俯いた俺の頭を、タコがある大きな手のひら――現役から退いた今でも欠かさずに鍛練をしているという証だろう。――が、両脇からがっしりと押さえ込んだ。「顔を上げずに、そのまま聞いていろ」小さく頷く。端から見れば滑稽な姿であろうが、こうしておさえ続けてもらっていなければ、また感情が煮え湯のように沸き立ったときに留めていられる自信がなかった。
「これから、シエレードへと向かう」
「……ああ」
「理由は三人への挨拶と、手がかりを探すためだ。
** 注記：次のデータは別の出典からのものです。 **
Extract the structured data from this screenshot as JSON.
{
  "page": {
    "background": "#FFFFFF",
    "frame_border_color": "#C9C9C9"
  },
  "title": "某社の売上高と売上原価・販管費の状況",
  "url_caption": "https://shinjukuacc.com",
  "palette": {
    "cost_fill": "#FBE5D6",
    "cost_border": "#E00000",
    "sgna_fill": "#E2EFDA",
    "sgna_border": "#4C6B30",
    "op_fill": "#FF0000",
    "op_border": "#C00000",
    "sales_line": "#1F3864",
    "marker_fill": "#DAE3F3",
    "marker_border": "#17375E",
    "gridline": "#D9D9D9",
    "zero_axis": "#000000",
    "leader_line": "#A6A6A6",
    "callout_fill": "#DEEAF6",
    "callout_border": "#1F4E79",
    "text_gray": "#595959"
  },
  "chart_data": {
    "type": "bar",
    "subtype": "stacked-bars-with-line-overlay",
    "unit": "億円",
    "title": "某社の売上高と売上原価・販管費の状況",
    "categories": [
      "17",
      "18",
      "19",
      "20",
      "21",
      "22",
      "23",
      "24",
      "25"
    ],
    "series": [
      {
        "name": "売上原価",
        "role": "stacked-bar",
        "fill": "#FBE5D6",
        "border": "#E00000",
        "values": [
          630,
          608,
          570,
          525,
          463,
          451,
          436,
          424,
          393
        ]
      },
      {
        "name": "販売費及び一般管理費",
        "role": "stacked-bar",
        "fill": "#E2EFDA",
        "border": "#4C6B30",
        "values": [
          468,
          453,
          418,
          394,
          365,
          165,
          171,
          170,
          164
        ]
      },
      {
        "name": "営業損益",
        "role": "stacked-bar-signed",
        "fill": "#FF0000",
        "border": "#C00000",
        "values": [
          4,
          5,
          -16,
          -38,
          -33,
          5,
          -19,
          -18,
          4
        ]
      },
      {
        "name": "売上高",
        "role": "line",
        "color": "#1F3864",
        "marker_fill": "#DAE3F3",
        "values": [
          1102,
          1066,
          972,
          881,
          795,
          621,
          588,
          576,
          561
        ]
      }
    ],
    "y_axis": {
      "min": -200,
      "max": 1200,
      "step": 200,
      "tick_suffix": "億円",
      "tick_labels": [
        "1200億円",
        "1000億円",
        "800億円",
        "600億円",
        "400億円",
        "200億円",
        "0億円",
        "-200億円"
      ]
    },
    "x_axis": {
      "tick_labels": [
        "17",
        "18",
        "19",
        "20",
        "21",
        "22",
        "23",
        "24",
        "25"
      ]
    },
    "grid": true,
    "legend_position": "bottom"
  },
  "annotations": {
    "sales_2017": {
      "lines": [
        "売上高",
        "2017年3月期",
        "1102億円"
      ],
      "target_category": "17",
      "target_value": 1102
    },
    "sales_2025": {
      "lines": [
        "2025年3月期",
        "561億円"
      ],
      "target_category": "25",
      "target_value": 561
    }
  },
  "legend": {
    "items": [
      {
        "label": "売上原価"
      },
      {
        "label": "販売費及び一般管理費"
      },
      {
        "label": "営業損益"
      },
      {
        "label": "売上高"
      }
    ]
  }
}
移転魔法は用意してある」
「ああ」
「辛いだろうが、一緒に来れるな」
「……ああ」
隊長がリビングの中心に鎮座していた机を横によけると、其処に魔法陣が現れた。副隊長がしゃがみこみ、陣に手を当て魔力を籠める。独特の浮遊感が促す吐き気に、ただただ不快だった。
◆◇
暫くして、窓外の風景が木から崩れた石の壁に変わった。それは嘆きか。彼らから小さく息が漏れた。
「民はどうしました?」
「ひとりひとりの墓を作ってやる時間はなかったから、共同墓地のようなものを作って其処に全員埋めた」
「……ディアンゼたちは?
「生前好んでよく訪れていらっしゃった裏庭に」
黙り込んだままずっと窓からの光景を覗いていたかと思えば、突然隊長は家の外に出た。副隊長と俺もそれに倣ってついていく。
「何処へ」と訊ねても何も言わず、もしやこの地に渦巻く怨嗟の念に取り憑かれてしまったのではと思うほどの豹変ぶりであった。
だが、すぐにそれはないと思い直す。彼は、哀れな死者に同調し我を失ってしまうような、そんな弱い心を持った人ではないはずだし、そもそも何も応えなかったのは言わずともわかるはずだという確信と、その余裕がなかっただけなのだろう。
「ディアンゼは、泣いただろうな」
「あの人は泣き虫でしたものね」
ぽつりとふたりが呟いた。崩れた城壁を踏み越え、青空が覗く城内に入り、更に奥に進む。すると、美しい花が咲き乱れる裏庭に出る。表にあった――勿論、荒らされる前の――庭の艶やかさや華々しさには劣るものの、此処に咲く花たちには心を落ち着けるような優しく可愛らしい姿と香りがあった。
奇跡的に、裏庭だけは昔と変わらぬ清浄さを保っていた。だからこそお三方の眠りの地にこの場を選んだのであるが。
……しかし、――。
「…………」
彼らは本当に、眠ることが出来ているのだろうか。
タートルネックに隠れたままの首飾りを撫でる。俺の我が儘で、お三方を引き留めていやしないだろうか。
「ジャン、」
「っな、んだ」
「それは絶対に手離してはいけませんよ」
そう言うということは、彼女はとっくにこの小瓶に詰められたものの正体に気が付いていたのだろう。醜い、執着のなれの果てを。俺がしていることは、死者への冒涜だ。
「……わかっている」
呟くと彼女は満足そうに頷いて隊長の後に続いた。墓前にいる隊長は、お三方に語りかけているのだろうか。それとも、泣いているのか。「お前とフレディは似てるよなあ」橙色に染まった思い出が甦る。あのときは意味がわからなかったが、今なら理解出来る。
「王……、ディアンゼ様、貴方は、」
生前は愛してくれていただろう。大切な愛娘の可愛い玩具として扱ってくれていただろう。
だが、今は?
その恩も忘れたように好き勝手振る舞う俺を、恨んでいるかもしれない。憎んでいるかもしれない。
それでも、頭と頬を撫でる暖かい手を失ってでも、愛しく冷たい三本の腕を離したくなかった。
本格的にジャンさんとナミネさんはお互いがお互いを空気と知覚し始めた模様です。